Despite semi-retirement status, Sundre’s Dr. Hal Irvine had a stethoscope around his neck when he was named one of Canada’s top family doctors for 2013 by the College of Family Physicians of Canada.
He was on clinic duty on Monday at Greenwood Family Physicians Clinic when the winners were announced.
Irvine, 61, continues to do locum work for doctors who need time off. He joked that he was still figuring out what “semi-retirement” means.
“I stepped back from full-time practice at the end of June. Our plan is to spend six months of the year in Nelson, B.C., and six months of the year in Sundre,” said Irvine about he and his wife, Dianne Fisher, on Tuesday.
On Monday, 10 doctors across Canada were chosen for their outstanding patient care, significant contributions to the health and well-being of their communities, and their commitment to family medicine, teaching and research.
Award recipients are nominated by their colleagues, community leaders and the College of Family Physicians’ 10 provincial chapters.
Irvine was nominated Dr. Mark Wylie, a fellow Sundre doctor.
Awards will be presented on Nov. 5 as part of Family Doctor Week in Canada at the college’s annual Family Medicine Forum being held in Vancouver this year.
Irvine said he feels both honoured and surprised to be receiving the award for just doing his job.
“I’ve always tried to do the best work I can and tried to give my patients in the community the type of service I would like to receive,” said Irvine, who will be attending the awards ceremony next week.
Irvine, an anesthesiologist, has been a family doctor in Sundre for 31 years.

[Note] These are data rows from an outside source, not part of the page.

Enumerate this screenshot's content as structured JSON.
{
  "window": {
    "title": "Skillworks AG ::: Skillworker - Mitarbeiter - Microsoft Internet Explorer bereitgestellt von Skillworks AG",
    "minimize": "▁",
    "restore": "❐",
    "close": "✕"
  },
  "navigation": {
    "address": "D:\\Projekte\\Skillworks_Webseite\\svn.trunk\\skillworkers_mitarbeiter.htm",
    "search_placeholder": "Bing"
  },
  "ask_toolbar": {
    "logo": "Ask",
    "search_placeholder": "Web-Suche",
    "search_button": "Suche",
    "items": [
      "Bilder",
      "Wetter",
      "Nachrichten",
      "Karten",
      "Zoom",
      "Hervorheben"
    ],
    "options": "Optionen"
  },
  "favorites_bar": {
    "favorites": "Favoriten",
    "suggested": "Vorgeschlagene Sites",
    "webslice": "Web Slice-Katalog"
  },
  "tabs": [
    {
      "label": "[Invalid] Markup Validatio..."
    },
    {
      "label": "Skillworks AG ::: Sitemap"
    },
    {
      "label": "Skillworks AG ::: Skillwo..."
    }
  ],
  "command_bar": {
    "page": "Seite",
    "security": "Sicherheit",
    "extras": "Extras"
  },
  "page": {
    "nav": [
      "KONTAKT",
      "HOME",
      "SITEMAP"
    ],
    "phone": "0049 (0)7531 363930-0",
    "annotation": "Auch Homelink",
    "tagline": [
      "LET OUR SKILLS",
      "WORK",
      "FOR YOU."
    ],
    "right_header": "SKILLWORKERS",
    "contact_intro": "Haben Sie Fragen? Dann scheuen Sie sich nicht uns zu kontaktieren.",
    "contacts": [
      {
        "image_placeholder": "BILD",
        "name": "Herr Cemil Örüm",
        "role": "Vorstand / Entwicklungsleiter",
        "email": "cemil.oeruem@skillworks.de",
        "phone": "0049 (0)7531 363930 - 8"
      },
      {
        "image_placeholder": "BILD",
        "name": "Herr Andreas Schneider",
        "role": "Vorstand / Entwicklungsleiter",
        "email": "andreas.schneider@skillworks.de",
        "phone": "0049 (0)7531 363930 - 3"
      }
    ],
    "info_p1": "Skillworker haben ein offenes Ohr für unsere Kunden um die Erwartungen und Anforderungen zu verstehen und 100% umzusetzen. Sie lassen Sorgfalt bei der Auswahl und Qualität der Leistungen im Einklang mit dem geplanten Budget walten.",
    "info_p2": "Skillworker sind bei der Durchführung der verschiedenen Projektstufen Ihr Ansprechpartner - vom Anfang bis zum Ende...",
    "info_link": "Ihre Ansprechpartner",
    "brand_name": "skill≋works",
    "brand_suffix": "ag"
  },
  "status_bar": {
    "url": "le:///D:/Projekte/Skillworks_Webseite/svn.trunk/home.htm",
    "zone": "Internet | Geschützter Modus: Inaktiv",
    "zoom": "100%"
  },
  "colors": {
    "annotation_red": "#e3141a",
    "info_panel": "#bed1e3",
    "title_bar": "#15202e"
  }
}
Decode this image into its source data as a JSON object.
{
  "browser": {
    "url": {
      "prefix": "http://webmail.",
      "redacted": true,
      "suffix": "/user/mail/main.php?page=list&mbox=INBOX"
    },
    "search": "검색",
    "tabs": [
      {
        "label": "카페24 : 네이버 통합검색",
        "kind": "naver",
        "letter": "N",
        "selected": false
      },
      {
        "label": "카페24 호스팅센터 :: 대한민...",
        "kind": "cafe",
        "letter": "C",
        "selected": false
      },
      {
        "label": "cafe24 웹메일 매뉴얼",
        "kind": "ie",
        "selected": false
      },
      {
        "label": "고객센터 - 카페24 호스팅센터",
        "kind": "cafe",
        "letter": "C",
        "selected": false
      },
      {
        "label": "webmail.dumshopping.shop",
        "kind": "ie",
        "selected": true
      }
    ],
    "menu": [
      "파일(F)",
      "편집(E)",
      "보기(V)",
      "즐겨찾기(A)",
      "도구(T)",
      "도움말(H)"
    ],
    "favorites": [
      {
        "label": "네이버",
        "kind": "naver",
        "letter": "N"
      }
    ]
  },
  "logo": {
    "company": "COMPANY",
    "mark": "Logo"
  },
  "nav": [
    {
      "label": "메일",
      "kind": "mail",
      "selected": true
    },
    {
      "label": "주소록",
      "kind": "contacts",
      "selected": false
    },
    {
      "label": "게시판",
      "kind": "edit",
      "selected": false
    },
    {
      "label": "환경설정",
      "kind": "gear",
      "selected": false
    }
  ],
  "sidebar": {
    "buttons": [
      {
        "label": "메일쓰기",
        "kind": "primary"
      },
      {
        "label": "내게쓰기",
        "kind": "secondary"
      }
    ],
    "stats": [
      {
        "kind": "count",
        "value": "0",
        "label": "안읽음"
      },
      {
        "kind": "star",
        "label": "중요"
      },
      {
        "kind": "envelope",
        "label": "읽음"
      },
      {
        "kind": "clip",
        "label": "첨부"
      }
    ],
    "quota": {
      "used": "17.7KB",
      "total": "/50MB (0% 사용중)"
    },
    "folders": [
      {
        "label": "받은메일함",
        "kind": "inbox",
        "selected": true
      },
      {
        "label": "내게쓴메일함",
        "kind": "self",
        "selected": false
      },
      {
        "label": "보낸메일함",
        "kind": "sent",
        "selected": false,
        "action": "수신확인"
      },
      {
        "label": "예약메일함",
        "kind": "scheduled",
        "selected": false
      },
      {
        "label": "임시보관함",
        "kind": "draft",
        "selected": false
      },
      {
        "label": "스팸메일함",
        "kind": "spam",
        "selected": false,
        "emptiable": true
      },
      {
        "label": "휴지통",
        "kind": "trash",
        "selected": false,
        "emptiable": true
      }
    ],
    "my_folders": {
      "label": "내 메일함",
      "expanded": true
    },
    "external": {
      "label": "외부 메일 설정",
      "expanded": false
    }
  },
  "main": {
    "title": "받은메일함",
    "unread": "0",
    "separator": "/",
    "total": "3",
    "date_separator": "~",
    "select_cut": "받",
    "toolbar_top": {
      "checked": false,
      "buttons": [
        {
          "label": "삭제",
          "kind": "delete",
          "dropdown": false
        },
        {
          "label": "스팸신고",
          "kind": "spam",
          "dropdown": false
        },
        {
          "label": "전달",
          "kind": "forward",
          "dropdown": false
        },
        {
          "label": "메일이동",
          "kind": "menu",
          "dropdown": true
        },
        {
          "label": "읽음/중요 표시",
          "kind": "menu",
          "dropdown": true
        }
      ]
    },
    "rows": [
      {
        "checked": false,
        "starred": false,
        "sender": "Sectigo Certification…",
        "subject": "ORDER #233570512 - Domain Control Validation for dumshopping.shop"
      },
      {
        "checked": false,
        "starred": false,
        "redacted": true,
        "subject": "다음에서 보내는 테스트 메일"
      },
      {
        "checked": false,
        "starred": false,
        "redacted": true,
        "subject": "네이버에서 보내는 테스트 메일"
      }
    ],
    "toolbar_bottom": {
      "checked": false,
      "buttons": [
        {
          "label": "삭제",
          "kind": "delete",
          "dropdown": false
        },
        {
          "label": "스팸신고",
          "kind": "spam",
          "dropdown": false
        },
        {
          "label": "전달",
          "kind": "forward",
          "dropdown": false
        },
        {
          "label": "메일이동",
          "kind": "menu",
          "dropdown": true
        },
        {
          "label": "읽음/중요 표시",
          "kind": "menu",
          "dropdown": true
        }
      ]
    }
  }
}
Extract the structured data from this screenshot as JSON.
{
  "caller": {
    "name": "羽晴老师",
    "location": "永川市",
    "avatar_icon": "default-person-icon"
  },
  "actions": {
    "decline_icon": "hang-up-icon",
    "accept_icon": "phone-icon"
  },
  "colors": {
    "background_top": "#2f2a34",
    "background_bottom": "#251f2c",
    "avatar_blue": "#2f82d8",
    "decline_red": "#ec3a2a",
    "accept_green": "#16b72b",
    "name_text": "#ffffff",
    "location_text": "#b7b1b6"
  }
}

He did his residency training in Ontario after studying medicine at the University of Calgary. Irvine and his wife came back to Alberta when they started having children to be close to family.
Irvine has been involved in numerous organizations such as the Alberta Medical Association and the Society of Rural Physicians of Canada. In 1988, he was president of the Alberta College of Family Physicians.
From 1995 to 2000, he served as clinical assistant professor at the University of Calgary’s department of family medicine. He was promoted to associate professor in 2000.
He was recognized as Clinician of the Year in 2002 by the David Thompson Health Region medical staff. In 2009, the Society of Rural Physicians of Canada awarded Irvine with a Fellowship of Rural and Remote Medicine.
Irvine, who grew up in Red Deer, chose to practice in Sundre to be close to family and larger urban communities while living near the mountains and working with impressive local medical staff.
When he started there was only one doctor at Sundre’s hospital and another with an office practice in town. Now there are nine local doctors.
The hospital was rated for 36 beds when he arrived.
“It was the only place in town open 24 hours a day and we were able to use the hospital as a social service. If someone was down and out and didn’t have any place to sleep for the night, we could put them up. If a single mother needed to be in a hospital and there was no one to look after her kids, she could bring her kids with them and we could make it happen.
“That flexibility is totally gone now. We’re down to 13 beds. Often we’re full here and need to be phoning around to communities like Olds, Innisfail, Didsbury, Rocky Mountain House trying to find beds for patients.”
Irvine is one of six Sundre doctors to retire or leave town in the last few years, but the town has been successful in recruiting one doctor trained in Alberta, one from South Africa and several from the United Kingdom.
“It’s almost unheard of in Alberta to recruit that many doctors to a rural community. I think it speaks well to what a great community we have here and the efforts of community members to make new doctors feel welcome.”
He said on one hand it’s nice to have good doctors coming from places like the U.K. and South Africa, but it would be nice to see Alberta become more self-sufficient.
“My take on that is the universities and the residency programs need to be socially responsible in terms of following and anticipating what the needs of the population are over the years and trying to encourage specialists to be training in the specialty programs where the needs are going to be.
“You certainly don’t want them to be training in a specialty they’re not going to be happy in. If they’re going to be unhappy doctors, they’re not going to be particularly good doctors, I don’t think. But at the same time, there can be ways to encourage people to go into, for example, rural practice.”
Irvine said his family practice in Sundre has been very rewarding.
“Young women I delivered 25, 30 years ago are now having children and I’m able to look after them and deliver their babies. That’s been a special treat for me.”
Irvine said he has gotten to know many patients quite well.
“They’re as much friends as patients.”